If ever there was a piece of London that warranted the label of ‘forgotten’ it is surely the Hampstead Pergola. What was once a stunning example of modern grandeur and opulence is now somewhat faded with time, however, it very much remains one of the city’s undiscovered gems. If you are looking for a quiet and thoughtful place to catch your breath after a hectic tour of the city, or are seeking a spot where inspiration can come unbidden, then this is it. Though essential the pergola is nothing more exciting that a walkway that has succumbed to the vines and flowers that have laid claim to its structure. Its location, amidst stunning and often dramatic gardens, makes it a definite point of interest.
The House on the Heath
The pergola was the idea of Lord Leverhulme. He purchased a rather large and stately town house on Hampstead Heath, a house which he named ‘The Hill’. Not content with just owning the house and land that came with it, over the next few years he expanded his property, buying up the surrounding land and turning his rather grand town house into something of a legacy estate. He made the decision to build a structure on this land that would stand the test of time and remain as testament of his wealth and importance to the generations that followed him, and the idea for the pergola took shape. The pergola was to be the central attraction at the opulent garden parties yet also the place where he and his elegant Edwardian family could spend time together of an summer evening enjoying the splendour of the gardens.
In order to create a design fitting with the stature of Lord Leverhulme he employed the services of world renowned landscape architect; Thomas Mawson. Such an extravagant building required a large amount of construction materials but rather than have them transported in from what would end up being a great and very expensive distance, Mawson took advantage of his surroundings and looked to the site of the Northern Line which was being extended to Hampstead Heath at the time. The earthworks that the railways builders were doing to create the underground tunnels meant that they had a rather large surplus of earth, known as spoil, that they needed to find a place for so Mawson, seeing the advantage had the spoil shuttled across to the estate where he used it very successfully in the creation of the beautiful landscape gardens that surround ‘The Hill’.

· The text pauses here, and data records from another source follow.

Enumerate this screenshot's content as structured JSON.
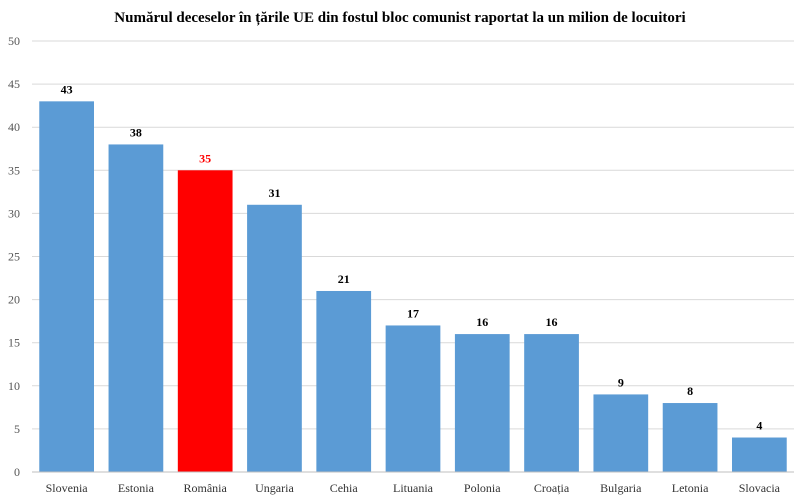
{
  "chart_data": {
    "type": "bar",
    "title": "Numărul deceselor în țările UE din fostul bloc comunist raportat la un milion de locuitori",
    "xlabel": "",
    "ylabel": "",
    "categories": [
      "Slovenia",
      "Estonia",
      "România",
      "Ungaria",
      "Cehia",
      "Lituania",
      "Polonia",
      "Croația",
      "Bulgaria",
      "Letonia",
      "Slovacia"
    ],
    "values": [
      43,
      38,
      35,
      31,
      21,
      17,
      16,
      16,
      9,
      8,
      4
    ],
    "ylim": [
      0,
      50
    ],
    "yticks": [
      0,
      5,
      10,
      15,
      20,
      25,
      30,
      35,
      40,
      45,
      50
    ],
    "grid": true,
    "legend": "none",
    "colors": {
      "bar": "#5b9bd5",
      "highlight_bar": "#ff0000",
      "highlight_label": "#ff0000",
      "label": "#000000",
      "grid": "#d9d9d9"
    },
    "highlight_index": 2
  }
}
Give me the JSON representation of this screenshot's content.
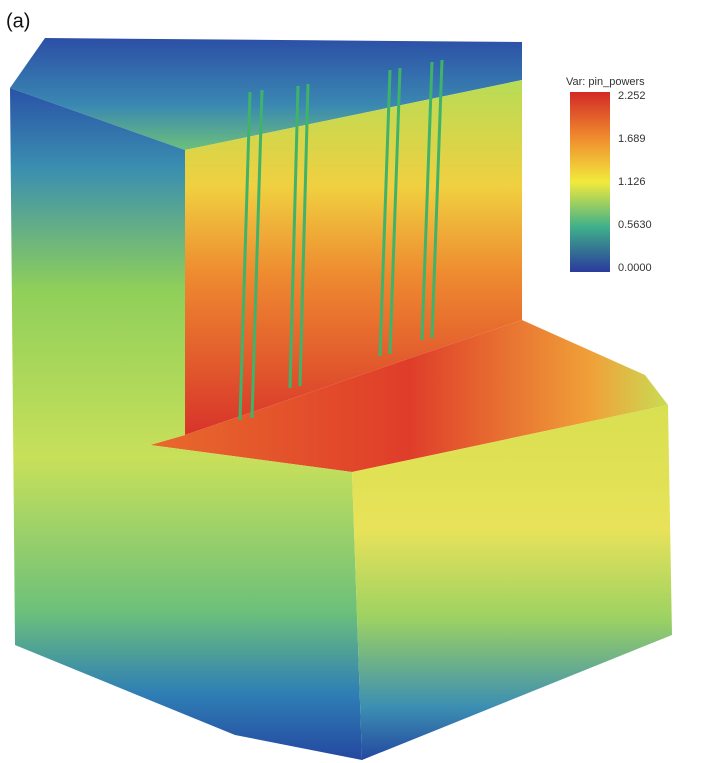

Construction of the Pergola was fairly rapid, only taking a year and was completed in 1906. However as more land was bought up and the gardens expanded the pergola was extended to suit its larger surroundings both in 1911 and 1925. Sadly after the death of Lord Leverhulme the pergola was not maintained and fell into disrepair and today stands a mere shell of its former self. However the once opulent walkways have been filled with something else over time, atmosphere and a sense or eeriness that is hard to define.